In der Nacht zu Dienstag wurde das Allacher Einkaufszentrum zum Schauplatz einer erschreckenden Vandalismusaktion. Drei Jugendliche im Alter von 14 bis 16 Jahren drangen gegen 3 Uhr morgens in das Gebäude ein und hinterließen eine Spur der Verwüstung. Nach Angaben der Münchner Polizei beläuft sich der Sachschaden auf mehrere zehntausend Euro. Die Täter wurden noch vor Ort festgenommen.

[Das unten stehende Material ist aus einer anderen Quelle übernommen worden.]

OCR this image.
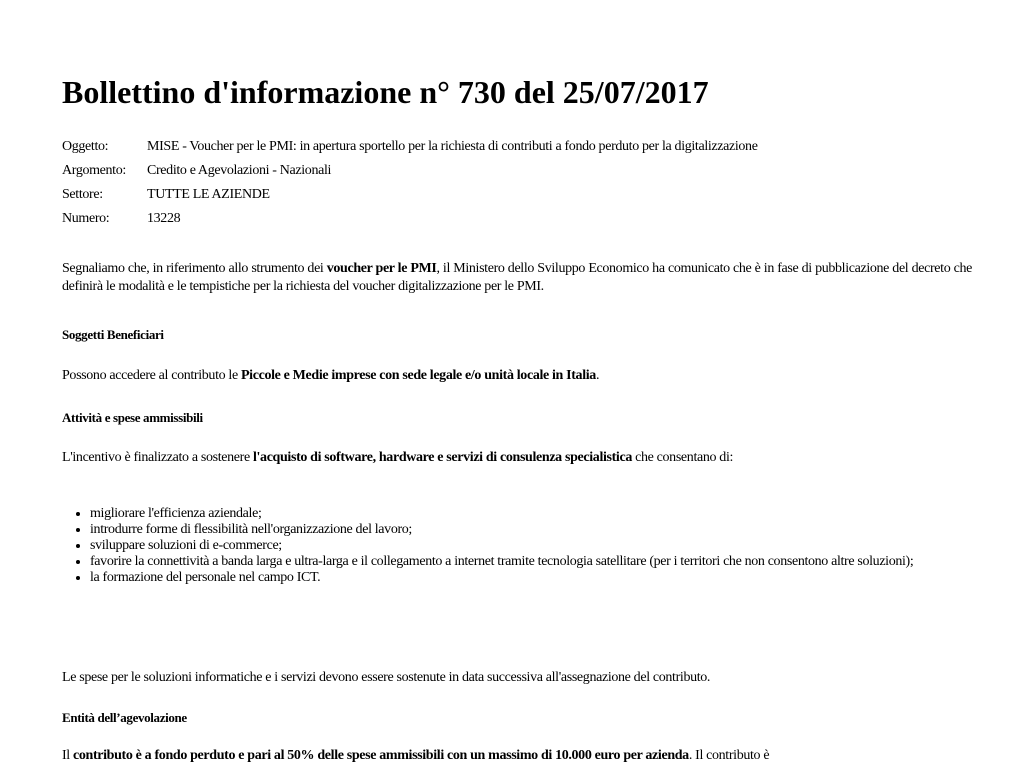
Bollettino d'informazione n° 730 del 25/07/2017
Oggetto:	MISE - Voucher per le PMI: in apertura sportello per la richiesta di contributi a fondo perduto per la digitalizzazione
Argomento:	Credito e Agevolazioni - Nazionali
Settore:	TUTTE LE AZIENDE
Numero:	13228

Segnaliamo che, in riferimento allo strumento dei voucher per le PMI, il Ministero dello Sviluppo Economico ha comunicato che è in fase di pubblicazione del decreto che definirà le modalità e le tempistiche per la richiesta del voucher digitalizzazione per le PMI.

Soggetti Beneficiari

Possono accedere al contributo le Piccole e Medie imprese con sede legale e/o unità locale in Italia.

Attività e spese ammissibili

L'incentivo è finalizzato a sostenere l'acquisto di software, hardware e servizi di consulenza specialistica che consentano di:

• migliorare l'efficienza aziendale;
• introdurre forme di flessibilità nell'organizzazione del lavoro;
• sviluppare soluzioni di e-commerce;
• favorire la connettività a banda larga e ultra-larga e il collegamento a internet tramite tecnologia satellitare (per i territori che non consentono altre soluzioni);
• la formazione del personale nel campo ICT.

Le spese per le soluzioni informatiche e i servizi devono essere sostenute in data successiva all'assegnazione del contributo.

Entità dell’agevolazione

Il contributo è a fondo perduto e pari al 50% delle spese ammissibili con un massimo di 10.000 euro per azienda. Il contributo è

Die Jugendlichen verschafften sich Zutritt zum Einkaufszentrum, indem sie eine Glastür einschlugen. Im Inneren zerstörten sie systematisch Schaufenster, Vitrinen und Auslagen mehrerer Geschäfte. Ein Augenzeuge, der in der Nähe wohnt, alarmierte die Polizei: «Ich hörte lautes Klirren und sah dann drei Gestalten, die wild durch die Läden rannten», berichtet er.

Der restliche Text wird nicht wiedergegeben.